Bethanie Jones works in plaster, making her casts out of wood and found objects. Josh Frank, her partner in art, worked with her on this series which will be shown alongside solo work at Peter Miller Books in Pioneer Square through October. A reception will take place during First Thursday 5:30 to 8:30 PM.
Using suggestive abstract patterns and realistically rendered sculptures, Bethanie and Josh reconsider the lifestyle of objects. Artifacts of the human world—a slouching pillow in an iron stand, t-shirts life-like on hangers, patterns snaking across off white rugged surfaces, a drain pipe – form a romantic language for the unsung objects in our lives.
You work at an architecture firm, does that inform your art or do you see them as separate?
I’m an architectural designer at DLR Group and when we get down to it a lot of that revolves around thinking about space and how a user might experience it. I’m very interested in the psychology of space.
My art and work influence one another and because of that, I find myself in a lot of tension. I’m caught in the contrast between the rigidity of architecture while wanting to apply something that is much more conceptual and fluid. It can be difficult and there’s a lot of push back sometimes.
I’m constantly looking for sensation in extremely mundane moments. Perceiving beauty in objects, conversations and things unseeable.
In what way does your interest in the psychology of space play out in your work?
These objects are speaking about processes, patterns, things that are very simple but they say so much about a place and what makes up something or someone. I make through the lens of WORK and PLACE – not to be confused with workplace.
I think a new sensibility can extend into our surroundings and we can be much more watchful, more sensitive, even more bored, when we talk about leveraging innovation. I think we’ve lost that sense of boredom where we can form ideas that are very innovative.
One of the pieces consists of three 5-foot tall diagrams depicting meetings on a sidewalk.
I spent the last year documenting my interactions running into strangers on the street, creating logs of when and where it occurred, what the individual looked like, what they were wearing.
When I see in the distance that I’m about to run into a person, I think, “oh fuck this is annoying.” I either have to go this way, they that way, and there’s still a chance we’ll run into each other. That moment is so fascinating; if we had done one thing differently in our day, that moment never would have happened. Two people that don’t know each other can be so in sync.

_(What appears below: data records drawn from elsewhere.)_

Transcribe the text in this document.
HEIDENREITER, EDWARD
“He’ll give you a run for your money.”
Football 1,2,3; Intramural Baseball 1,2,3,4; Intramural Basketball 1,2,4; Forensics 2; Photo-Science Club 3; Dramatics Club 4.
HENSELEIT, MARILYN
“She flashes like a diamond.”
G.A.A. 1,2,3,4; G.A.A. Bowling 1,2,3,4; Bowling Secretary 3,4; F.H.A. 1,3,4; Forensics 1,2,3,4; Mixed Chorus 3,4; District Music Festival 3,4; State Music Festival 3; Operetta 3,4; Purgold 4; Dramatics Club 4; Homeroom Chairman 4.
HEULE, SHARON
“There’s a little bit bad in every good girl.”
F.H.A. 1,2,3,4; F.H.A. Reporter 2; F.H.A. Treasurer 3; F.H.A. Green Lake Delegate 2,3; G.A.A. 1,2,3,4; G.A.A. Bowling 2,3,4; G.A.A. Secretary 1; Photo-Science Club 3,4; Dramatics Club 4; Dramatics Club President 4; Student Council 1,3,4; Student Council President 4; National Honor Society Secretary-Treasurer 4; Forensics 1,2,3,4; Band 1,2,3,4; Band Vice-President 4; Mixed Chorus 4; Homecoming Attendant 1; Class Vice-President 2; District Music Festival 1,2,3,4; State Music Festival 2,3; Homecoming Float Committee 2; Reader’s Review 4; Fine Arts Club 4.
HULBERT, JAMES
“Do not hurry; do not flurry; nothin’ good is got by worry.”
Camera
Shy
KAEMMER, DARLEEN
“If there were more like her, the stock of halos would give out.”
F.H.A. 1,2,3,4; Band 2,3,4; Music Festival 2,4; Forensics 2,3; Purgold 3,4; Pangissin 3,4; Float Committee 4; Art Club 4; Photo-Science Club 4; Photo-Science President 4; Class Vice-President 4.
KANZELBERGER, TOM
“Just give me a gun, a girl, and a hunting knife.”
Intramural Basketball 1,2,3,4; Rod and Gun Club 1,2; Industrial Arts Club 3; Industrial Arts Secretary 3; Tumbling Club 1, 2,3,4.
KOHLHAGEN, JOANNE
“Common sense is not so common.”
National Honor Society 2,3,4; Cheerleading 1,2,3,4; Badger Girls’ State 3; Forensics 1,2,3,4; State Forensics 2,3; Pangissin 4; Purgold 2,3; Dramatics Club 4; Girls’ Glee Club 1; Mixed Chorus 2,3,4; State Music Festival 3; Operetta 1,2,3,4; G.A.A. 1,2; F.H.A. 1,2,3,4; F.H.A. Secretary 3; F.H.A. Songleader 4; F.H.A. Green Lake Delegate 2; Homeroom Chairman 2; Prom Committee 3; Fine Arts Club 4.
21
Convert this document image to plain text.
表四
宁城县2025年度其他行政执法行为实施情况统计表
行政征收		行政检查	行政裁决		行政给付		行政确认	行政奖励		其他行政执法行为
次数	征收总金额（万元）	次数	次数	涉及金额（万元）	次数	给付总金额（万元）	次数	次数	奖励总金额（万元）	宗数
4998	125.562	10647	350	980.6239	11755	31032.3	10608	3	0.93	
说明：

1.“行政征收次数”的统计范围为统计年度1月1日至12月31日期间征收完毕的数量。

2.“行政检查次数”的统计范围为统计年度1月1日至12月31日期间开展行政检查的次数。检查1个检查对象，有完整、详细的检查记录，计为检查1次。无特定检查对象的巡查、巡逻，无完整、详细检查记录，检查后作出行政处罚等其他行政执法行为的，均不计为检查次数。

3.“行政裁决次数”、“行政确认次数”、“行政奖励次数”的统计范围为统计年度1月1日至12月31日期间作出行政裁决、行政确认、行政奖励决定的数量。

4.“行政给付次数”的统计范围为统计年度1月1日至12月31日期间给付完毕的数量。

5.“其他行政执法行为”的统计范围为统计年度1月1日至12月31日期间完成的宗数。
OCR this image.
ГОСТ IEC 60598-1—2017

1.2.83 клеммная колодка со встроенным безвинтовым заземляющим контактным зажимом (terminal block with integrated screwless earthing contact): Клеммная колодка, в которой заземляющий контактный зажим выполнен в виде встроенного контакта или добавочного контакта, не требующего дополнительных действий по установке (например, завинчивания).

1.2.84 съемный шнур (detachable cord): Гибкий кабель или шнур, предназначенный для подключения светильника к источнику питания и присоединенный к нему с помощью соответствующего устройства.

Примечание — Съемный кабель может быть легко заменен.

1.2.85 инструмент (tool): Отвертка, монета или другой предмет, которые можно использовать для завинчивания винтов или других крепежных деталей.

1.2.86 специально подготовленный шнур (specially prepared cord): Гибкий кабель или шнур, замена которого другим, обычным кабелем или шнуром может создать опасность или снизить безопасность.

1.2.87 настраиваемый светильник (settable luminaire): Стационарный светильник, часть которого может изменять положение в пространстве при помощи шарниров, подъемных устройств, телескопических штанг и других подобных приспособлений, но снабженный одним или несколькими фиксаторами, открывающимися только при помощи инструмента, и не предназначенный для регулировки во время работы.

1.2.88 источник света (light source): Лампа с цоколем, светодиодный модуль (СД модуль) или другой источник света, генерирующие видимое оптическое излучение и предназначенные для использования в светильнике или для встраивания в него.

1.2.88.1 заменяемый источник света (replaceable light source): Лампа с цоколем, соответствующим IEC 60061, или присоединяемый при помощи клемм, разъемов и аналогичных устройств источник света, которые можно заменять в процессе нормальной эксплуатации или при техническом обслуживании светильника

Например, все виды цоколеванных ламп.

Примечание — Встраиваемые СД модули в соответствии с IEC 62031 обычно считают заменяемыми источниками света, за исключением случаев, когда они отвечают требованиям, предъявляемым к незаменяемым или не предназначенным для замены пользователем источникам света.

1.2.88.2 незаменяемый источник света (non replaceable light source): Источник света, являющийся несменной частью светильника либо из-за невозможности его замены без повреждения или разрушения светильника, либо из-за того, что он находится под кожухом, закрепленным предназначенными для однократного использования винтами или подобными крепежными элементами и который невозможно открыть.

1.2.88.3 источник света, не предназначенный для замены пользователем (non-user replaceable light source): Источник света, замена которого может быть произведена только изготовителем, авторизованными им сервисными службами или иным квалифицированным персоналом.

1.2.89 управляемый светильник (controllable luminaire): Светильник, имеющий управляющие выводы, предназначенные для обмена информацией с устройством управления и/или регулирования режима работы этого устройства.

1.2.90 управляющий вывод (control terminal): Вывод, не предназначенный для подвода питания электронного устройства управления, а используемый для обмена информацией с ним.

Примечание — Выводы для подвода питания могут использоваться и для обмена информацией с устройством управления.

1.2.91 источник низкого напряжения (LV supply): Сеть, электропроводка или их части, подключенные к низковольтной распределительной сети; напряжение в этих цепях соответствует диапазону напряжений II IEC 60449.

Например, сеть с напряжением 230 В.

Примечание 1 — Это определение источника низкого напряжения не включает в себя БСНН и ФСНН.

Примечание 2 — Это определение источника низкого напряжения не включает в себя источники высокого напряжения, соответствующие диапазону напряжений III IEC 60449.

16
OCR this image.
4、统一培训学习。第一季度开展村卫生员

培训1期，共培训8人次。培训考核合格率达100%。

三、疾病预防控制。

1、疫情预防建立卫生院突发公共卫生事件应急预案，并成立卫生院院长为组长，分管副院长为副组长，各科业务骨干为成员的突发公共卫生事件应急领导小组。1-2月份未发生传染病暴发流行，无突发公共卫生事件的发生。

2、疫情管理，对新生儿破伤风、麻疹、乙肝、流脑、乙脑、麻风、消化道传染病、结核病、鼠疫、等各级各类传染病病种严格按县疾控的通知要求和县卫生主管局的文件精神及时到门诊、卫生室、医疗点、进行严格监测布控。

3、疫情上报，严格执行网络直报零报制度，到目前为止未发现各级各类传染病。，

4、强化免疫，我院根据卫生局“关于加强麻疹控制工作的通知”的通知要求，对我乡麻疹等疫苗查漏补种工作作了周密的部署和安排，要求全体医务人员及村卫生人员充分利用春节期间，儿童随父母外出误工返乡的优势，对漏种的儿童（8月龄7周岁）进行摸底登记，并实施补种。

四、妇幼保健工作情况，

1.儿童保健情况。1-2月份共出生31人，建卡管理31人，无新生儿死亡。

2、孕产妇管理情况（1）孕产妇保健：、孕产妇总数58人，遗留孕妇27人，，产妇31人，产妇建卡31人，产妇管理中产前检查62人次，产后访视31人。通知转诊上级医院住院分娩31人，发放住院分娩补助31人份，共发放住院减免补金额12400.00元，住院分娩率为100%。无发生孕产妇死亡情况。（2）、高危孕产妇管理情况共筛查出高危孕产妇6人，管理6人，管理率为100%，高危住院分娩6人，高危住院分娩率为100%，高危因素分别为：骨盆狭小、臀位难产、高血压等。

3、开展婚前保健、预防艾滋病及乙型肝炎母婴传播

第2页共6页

How did you and Josh come to work together on this project?
He and I work individually and sometimes together but we’re always conversing and our work is influenced through that conversation.
Josh and I knew each other in school and we’ve been working side by side for quite some time but never actually collaborated on something together. Our interests are different but at the same time, reflective. When presented this opportunity with Peter Miller I knew I wanted a partner and I wanted it to be josh.
The pieces are all very different in how they are placed, hung, or arranged, can you talk about how you worked within the gallery to display everything?
I struggle with the definition of a “gallery” because these things are just things made because I find moments or situations interesting and I react to them. For me to put them in a gallery feels very out of place.
For me, the process is a part of the end product. It’s hard for me to say that and mean what I truly mean because everything has a process and it’s important but I really try to allow the objects to do whatever they want. None of these objects are precious- they’re constantly developing. If one gets a chip/crack/mold, it’s part of how it wants to develop.
You’ll notice at the show that I’m struggling with the concept of a gallery by how the work is arranged.
I’m excited to set up the space, in the same way that the process is constantly evolving, I know that once the pieces are in the space, that too will evolve and they will tell me where they want to live.
They’re there to live and hopefully stimulate someone in a new way.